Court Ordered Apology in Sexual Assault Case

Court Orders a Letter of Apology in Sexual Assault Case

court-ordered-letter-of-apology“K.H-H” was a 17 year old juvenile male charged with two counts of Assault 4 with Sexual Motivation. He forced himself on a female acquaintance, “C.R.”, who attended the same high school.  There was a second incident involving a different girl.  The court adjudicated K.H-H. guilty involving C.R., but not guilty regarding the other girl.

When K.H-H. was sentenced, the state requested the court order K.H-H. to give C.R. a “sincere written apology.”   The state defined sincerity as “meaning an admission that he did what he was accused of and…is sorry he put her in that position.”

K.H-H.’s defense attorney objected, insisting K.H-H. has the right to control his speech. The court ordered the letter of apology and that it be “approved by K.H-H.’s probation officer and the state.

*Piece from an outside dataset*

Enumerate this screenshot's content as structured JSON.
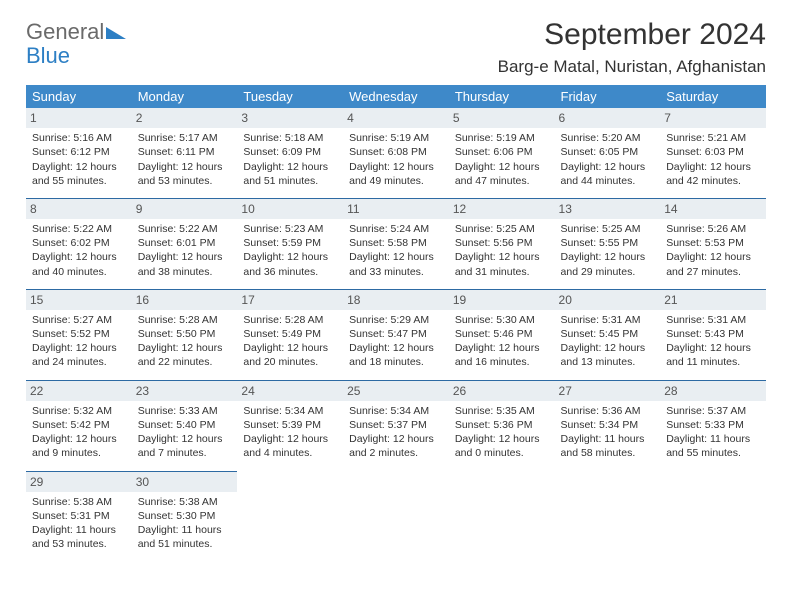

K.H-H. appealed his adjudication and sentence. Regarding the apology letter, he argued such a letter violated his First Amendment right to be free from compelled speech.  The Washington State Court of Appeals affirmed the sentence, finding the apology letter permissible under a federal case, U.S. v. Clark, 918 F.2d 843 (9th Cir. 1990), because the apology letter served a compelling state interest in rehabilitating juvenile offenders.  The Washington State Supreme Court granted review of K.H-H.’s case, believing it involved a legal question never before addressed: whether a juvenile defendant could be ordered to write a letter of apology.

The Washington State Supreme Court, while acknowledging that a “forced apology involves making an offender say something he does not wish to say,” nevertheless did not recognize such a letter as compelled speech, because a “letter of apology demonstrates a recognition and acceptance of responsibility for harmful actions.  Such a condition is reasonably necessary for K.H-H. to recognize what he did was wrong and to acknowledge his behavior.  Additionally, an apology letter recognizes the victim’s interest in receiving an apology from the perpetrator.”  This was a 6-3 majority ruling.

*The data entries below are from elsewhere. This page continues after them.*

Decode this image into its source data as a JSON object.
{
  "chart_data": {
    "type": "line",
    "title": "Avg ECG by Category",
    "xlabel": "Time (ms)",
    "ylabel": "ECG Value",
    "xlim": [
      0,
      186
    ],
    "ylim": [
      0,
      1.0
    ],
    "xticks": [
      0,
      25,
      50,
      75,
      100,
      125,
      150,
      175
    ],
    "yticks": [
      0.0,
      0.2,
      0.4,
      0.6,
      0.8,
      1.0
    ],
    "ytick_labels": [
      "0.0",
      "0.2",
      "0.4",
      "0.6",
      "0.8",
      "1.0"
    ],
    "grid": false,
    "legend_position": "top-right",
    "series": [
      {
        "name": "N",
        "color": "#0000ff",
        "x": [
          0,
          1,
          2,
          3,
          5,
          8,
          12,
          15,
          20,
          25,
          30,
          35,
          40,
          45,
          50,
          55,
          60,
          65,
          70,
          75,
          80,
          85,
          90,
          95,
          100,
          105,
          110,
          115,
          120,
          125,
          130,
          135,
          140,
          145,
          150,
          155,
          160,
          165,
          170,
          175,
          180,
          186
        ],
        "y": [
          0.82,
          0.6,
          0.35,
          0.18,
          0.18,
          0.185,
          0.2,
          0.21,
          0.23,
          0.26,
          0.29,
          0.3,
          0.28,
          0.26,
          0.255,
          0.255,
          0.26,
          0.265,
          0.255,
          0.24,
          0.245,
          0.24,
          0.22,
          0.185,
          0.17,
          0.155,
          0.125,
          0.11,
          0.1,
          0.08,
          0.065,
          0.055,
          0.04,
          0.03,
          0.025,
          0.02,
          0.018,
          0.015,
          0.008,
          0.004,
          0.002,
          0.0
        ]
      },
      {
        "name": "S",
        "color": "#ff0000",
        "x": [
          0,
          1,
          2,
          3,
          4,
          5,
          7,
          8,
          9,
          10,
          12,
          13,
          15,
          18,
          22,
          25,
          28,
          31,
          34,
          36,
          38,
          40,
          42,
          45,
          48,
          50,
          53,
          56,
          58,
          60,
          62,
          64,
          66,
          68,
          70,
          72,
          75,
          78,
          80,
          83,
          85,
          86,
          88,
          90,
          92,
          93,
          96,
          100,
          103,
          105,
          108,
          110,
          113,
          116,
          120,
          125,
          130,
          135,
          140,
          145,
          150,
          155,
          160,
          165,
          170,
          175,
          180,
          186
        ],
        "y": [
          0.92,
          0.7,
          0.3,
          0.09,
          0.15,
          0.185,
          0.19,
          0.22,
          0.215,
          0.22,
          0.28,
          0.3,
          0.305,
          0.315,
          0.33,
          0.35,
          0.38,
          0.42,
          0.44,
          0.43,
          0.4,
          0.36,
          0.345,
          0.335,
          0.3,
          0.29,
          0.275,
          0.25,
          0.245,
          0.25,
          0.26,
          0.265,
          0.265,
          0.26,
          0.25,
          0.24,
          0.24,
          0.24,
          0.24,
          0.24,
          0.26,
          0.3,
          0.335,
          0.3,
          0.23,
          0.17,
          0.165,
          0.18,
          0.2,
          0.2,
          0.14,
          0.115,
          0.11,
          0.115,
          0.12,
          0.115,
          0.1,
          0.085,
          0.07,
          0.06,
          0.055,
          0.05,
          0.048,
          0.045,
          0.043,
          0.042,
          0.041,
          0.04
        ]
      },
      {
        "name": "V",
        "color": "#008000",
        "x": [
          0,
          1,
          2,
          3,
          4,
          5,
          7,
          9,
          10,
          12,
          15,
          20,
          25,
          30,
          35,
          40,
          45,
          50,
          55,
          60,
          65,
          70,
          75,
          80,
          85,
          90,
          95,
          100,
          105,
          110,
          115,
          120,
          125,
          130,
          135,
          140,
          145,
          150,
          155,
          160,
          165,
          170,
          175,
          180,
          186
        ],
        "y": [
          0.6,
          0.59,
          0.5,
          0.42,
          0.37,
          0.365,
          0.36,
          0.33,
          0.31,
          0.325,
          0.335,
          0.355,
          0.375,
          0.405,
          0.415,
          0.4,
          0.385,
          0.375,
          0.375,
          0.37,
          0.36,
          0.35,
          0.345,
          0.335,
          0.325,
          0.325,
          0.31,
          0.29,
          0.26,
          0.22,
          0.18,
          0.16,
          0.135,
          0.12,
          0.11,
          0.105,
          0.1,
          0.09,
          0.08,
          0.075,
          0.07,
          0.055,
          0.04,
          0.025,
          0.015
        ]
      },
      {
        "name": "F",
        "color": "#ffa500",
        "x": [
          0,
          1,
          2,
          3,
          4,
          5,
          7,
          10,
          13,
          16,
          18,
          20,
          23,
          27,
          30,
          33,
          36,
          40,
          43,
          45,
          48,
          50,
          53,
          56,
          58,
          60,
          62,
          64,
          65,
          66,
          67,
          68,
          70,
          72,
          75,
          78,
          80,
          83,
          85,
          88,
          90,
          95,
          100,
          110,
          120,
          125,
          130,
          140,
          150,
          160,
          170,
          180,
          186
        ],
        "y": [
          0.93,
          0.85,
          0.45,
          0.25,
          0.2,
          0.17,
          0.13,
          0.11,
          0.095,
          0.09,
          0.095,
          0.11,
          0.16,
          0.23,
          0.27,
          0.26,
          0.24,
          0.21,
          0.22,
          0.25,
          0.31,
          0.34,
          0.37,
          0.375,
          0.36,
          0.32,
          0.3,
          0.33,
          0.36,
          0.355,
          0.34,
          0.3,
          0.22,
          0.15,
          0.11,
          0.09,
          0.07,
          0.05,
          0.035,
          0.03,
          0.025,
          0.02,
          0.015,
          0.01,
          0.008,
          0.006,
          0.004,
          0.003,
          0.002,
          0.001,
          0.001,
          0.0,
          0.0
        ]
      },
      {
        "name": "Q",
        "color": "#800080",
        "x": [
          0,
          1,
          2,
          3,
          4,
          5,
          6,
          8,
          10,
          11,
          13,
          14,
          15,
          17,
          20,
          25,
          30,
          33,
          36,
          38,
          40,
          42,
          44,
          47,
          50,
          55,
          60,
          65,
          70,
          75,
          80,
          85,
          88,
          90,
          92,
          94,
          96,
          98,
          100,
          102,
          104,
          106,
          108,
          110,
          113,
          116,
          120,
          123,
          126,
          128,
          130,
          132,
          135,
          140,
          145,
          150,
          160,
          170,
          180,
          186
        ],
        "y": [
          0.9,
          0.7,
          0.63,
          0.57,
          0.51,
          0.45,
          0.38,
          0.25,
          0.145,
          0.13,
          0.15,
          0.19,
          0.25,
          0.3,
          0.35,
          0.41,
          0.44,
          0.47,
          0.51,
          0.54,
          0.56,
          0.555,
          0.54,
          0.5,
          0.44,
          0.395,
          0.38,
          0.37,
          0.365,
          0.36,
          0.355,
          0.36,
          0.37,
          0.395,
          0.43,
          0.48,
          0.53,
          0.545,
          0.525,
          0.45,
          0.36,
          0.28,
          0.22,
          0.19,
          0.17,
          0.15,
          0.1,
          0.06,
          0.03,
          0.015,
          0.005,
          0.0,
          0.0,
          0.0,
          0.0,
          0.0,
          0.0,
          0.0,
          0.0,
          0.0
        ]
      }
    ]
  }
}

There was a strongly worded dissent by Justice McCloud, indicating that government compelled speech by K.H-H. may involve an important governmental interest of rehabilitating a juvenile, but the government must “choose a narrowly tailored means” of achieving the compelling state interest. Justice McClound wrote “Compelling a false apology for a crime the defendant denies committing is far from the least restrictive means of achieving rehabilitation.  In fact, it is probably the most ineffective way to achieve that result.”

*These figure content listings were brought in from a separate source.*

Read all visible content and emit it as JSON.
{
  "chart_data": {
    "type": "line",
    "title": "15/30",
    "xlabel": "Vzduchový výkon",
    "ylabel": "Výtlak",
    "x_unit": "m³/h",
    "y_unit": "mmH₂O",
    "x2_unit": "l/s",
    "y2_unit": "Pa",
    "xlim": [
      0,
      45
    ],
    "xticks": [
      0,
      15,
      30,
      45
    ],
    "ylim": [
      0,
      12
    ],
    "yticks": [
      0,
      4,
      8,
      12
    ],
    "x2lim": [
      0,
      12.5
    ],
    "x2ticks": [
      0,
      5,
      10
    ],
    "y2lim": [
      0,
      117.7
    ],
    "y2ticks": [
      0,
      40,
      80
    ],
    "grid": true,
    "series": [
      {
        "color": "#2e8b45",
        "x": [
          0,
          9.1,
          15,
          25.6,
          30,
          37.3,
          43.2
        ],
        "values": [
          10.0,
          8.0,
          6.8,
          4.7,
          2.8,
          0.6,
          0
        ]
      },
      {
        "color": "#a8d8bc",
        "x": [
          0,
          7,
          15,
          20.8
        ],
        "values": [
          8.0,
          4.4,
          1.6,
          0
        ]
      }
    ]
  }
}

To have a compelled, court ordered apology by someone denying the offense, which, in this case, would have to be approved by the probation officer and the state prosecutor, is not likely going to achieve the repentance sought by the court, i.e. a “recognition and acceptance of responsibility.”   The court could have compelled counseling; that might have been a more likely agent for the sought-after change.